One of Marini’s eyebrows shot up.
“I wasn’t expecting to have to work with a profiler,” he said.
She burst out laughing.
“I sense a hint of irony in your tone, though to be honest, I’m the only one who’s actually working here,” she replied, winking at him. “All you do is sit around and look confused.”
Marini turned his face back to the monitor and resumed rolling the wheel of the mouse. Files pertaining to a number of violent deaths scrolled before his eyes. Teresa could see them reflected in his dark irises.
“I still think the best way to solve a murder is to search for clues and evidence, not try and guess what the killer might look like,” he said after a time.
Teresa was beginning to find him funny.
“Based on what I’ve read on your report, you’re the one who’s been doing all the guesswork,” she replied. She leaned closer. “It’s true that criminology is not an exact science. Nothing about it is certain, and every case is different. Criminology is an art. The art of learning to observe and to see things someone like you could never even glimpse. It’s not magic; it’s interpretation. Probability, statistics. Never certainty.”

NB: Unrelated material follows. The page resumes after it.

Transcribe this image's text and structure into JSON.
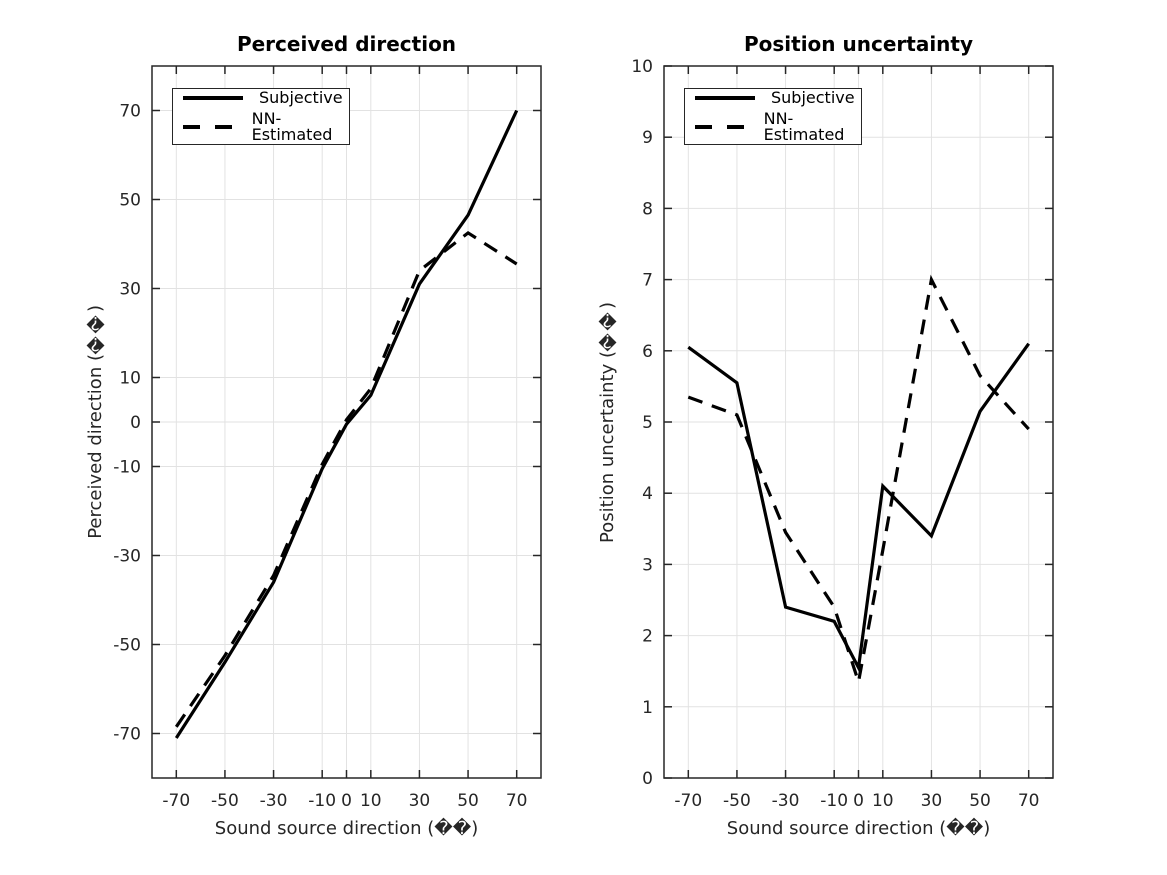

Marini stared at her for several moments.
“You really believe all that,” he murmured.
Teresa let out an involuntary sigh.
“Do you think we’re playing some kind of game, here? Cops and robbers?” she asked.
“I think . . .”
“No, you don’t think. That much is clear. Let me tell you a story.”
“Is it really necessary?”
“Yes, yes it is.”
He stretched his arms out and let them fall down on either side of his chair.
Teresa didn’t allow his lack of enthusiasm to discourage her. She was used to seeing this kind of attitude in new recruits who found themselves facing, for the first time in their lives, a number of unpalatable truths.
“Our hero lives in a small, remote village,” she began. “No more than a few hundred souls in all. He begins his life of crime as a grave robber. He is obsessed with the feet of corpses, he collects them. Some people dream of having a walk-in closet full of shoes; his is full of feet. I know it sounds funny now, but that’s not what you would think if you’d seen it.”